Manila has the fifth worst public transportation system in the world, a study has revealed — confirming a fact that we pretty much already know.
Think tank Oliver Wyman Forum and the University of California Berkeley found this in the 2022 Urban Mobility Readiness Index, which examined 60 cities worldwide based on how they were preparing for future mobility challenges.
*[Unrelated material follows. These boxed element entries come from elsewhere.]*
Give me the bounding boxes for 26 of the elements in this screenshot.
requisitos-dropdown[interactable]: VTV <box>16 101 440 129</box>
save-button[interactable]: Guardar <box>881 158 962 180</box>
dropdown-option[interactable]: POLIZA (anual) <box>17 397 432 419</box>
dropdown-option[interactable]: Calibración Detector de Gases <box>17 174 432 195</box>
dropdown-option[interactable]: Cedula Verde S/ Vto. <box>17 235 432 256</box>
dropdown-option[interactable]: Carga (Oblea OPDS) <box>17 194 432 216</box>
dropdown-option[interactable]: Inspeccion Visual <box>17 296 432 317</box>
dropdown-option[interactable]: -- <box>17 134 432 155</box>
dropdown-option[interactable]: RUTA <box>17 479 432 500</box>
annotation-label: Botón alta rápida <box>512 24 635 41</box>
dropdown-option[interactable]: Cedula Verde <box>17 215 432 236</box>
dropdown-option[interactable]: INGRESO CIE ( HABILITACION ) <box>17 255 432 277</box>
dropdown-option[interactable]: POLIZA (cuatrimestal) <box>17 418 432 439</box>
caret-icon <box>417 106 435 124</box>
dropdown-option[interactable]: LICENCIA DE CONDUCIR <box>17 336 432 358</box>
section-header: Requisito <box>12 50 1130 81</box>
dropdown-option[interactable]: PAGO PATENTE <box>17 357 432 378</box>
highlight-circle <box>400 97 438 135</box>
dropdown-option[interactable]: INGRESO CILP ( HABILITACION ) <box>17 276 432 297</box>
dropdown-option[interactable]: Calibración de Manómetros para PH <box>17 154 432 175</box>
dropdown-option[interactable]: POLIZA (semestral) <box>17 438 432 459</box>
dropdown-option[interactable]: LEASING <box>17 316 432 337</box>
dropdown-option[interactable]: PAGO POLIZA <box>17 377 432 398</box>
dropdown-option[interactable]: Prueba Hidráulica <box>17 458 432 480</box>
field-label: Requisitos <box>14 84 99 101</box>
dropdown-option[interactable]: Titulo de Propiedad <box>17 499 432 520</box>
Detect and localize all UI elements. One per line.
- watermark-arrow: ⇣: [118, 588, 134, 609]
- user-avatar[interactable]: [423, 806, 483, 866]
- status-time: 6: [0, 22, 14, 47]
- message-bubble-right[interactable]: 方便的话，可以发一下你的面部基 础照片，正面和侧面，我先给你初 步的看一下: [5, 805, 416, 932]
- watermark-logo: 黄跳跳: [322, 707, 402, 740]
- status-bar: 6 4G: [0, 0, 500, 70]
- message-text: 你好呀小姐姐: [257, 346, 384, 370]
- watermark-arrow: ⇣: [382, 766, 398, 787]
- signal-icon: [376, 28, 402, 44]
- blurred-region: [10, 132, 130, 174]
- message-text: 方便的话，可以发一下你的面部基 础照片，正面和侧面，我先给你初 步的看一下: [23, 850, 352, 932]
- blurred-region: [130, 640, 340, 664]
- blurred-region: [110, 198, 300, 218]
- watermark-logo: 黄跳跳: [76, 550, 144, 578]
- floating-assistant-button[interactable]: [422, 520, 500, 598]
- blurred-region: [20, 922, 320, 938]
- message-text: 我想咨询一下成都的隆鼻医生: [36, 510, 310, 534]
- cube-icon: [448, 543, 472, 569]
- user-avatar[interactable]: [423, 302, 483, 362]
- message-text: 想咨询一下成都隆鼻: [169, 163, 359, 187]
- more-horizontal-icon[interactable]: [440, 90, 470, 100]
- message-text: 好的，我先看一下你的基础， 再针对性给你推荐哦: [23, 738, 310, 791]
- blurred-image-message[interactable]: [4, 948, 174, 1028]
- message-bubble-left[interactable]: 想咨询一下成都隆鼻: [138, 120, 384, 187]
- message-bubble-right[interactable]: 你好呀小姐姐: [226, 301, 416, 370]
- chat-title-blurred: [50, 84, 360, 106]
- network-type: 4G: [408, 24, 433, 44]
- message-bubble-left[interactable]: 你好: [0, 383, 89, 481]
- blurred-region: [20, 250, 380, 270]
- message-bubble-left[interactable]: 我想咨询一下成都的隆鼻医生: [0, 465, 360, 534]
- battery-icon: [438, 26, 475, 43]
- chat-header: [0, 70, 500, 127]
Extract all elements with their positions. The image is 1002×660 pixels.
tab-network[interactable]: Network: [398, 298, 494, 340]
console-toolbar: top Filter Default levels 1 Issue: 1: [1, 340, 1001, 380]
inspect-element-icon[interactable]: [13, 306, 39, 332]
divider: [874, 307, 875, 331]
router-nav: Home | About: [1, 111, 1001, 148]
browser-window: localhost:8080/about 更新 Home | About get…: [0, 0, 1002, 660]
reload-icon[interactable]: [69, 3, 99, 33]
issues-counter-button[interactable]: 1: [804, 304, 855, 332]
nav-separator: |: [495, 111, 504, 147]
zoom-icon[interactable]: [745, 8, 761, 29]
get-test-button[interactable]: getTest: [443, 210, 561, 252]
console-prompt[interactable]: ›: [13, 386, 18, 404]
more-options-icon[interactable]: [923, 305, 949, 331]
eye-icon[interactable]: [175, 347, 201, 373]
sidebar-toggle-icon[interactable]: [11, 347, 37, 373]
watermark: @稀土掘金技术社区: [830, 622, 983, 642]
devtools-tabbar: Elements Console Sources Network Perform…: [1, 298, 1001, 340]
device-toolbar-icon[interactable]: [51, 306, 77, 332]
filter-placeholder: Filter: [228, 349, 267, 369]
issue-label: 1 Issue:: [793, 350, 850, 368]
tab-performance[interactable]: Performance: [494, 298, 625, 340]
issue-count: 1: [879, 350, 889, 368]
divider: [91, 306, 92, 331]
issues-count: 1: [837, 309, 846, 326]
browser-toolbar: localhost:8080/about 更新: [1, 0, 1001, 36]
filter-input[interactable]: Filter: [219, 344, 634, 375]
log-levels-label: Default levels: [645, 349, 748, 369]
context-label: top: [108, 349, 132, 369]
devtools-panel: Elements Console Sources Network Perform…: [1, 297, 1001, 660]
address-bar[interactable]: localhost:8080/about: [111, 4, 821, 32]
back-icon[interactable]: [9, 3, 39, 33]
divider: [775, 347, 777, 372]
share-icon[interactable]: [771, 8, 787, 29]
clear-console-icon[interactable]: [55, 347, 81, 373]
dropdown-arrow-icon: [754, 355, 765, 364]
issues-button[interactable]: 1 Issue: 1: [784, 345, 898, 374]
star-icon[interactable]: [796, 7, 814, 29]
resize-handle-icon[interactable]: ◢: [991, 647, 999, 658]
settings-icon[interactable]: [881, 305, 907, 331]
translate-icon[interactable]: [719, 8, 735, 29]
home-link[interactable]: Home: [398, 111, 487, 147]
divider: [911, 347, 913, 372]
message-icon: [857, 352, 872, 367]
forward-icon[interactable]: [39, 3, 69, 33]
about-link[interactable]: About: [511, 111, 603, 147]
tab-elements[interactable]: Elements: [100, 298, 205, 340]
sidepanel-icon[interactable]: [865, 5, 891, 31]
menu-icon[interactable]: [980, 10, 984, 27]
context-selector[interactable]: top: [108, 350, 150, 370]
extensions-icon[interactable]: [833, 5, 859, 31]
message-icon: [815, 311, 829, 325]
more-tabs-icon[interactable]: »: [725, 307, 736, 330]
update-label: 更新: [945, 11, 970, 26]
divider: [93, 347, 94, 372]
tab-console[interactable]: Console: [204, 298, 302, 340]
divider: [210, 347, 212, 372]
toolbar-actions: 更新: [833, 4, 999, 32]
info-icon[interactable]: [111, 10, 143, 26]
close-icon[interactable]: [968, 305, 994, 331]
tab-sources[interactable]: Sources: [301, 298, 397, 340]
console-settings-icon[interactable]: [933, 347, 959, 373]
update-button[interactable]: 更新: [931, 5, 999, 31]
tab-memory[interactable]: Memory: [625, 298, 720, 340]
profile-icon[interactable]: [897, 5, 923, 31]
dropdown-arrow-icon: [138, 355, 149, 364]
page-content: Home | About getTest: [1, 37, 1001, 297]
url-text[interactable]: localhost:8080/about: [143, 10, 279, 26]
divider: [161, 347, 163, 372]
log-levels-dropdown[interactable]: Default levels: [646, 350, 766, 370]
This year’s index emphasized sustainability and public transit “as the backbone of a resilient economy.”
Manila’s public transport system was only marginally better than Johannesburg, Riyadh, Nairobi, and Jeddah, but ranked last in Asia-Pacific.
The study cited Manila’s jeepneys, metro lines, and several modes of transportation available to commuters, as well as “permissive transit rules towards bikes.”
“Despite these multimodal strengths, Manila’s public transit system has room for improvement in speed, wait times, station density, and affordability,” the study said. “Manila is congested and polluted, but a low level of car ownership should help prevent these problems from worsening.”
This should not come as a surprise to Manila’s commuting public, whose worsening transportation problems such as long queues and fewer jeepneys plying the roads amid skyrocketing fuel prices have plagued the city this year.
The Philippines did even poorer in urban mobility readiness as it ranked 58th out of 60, with only Nairobi and Lagos trailing behind.
The report emphasized the importance of tackling mobility challenges and sustainable public transport.
“Cities that tackle future mobility challenges, particularly as it relates to public transit, will be better prepared for future disruptions with resilient and sustainable economies. By some estimates, every $1 billion invested in public transport could create 50,000 jobs and every $1 invested may bring $5 in returns,” it wrote.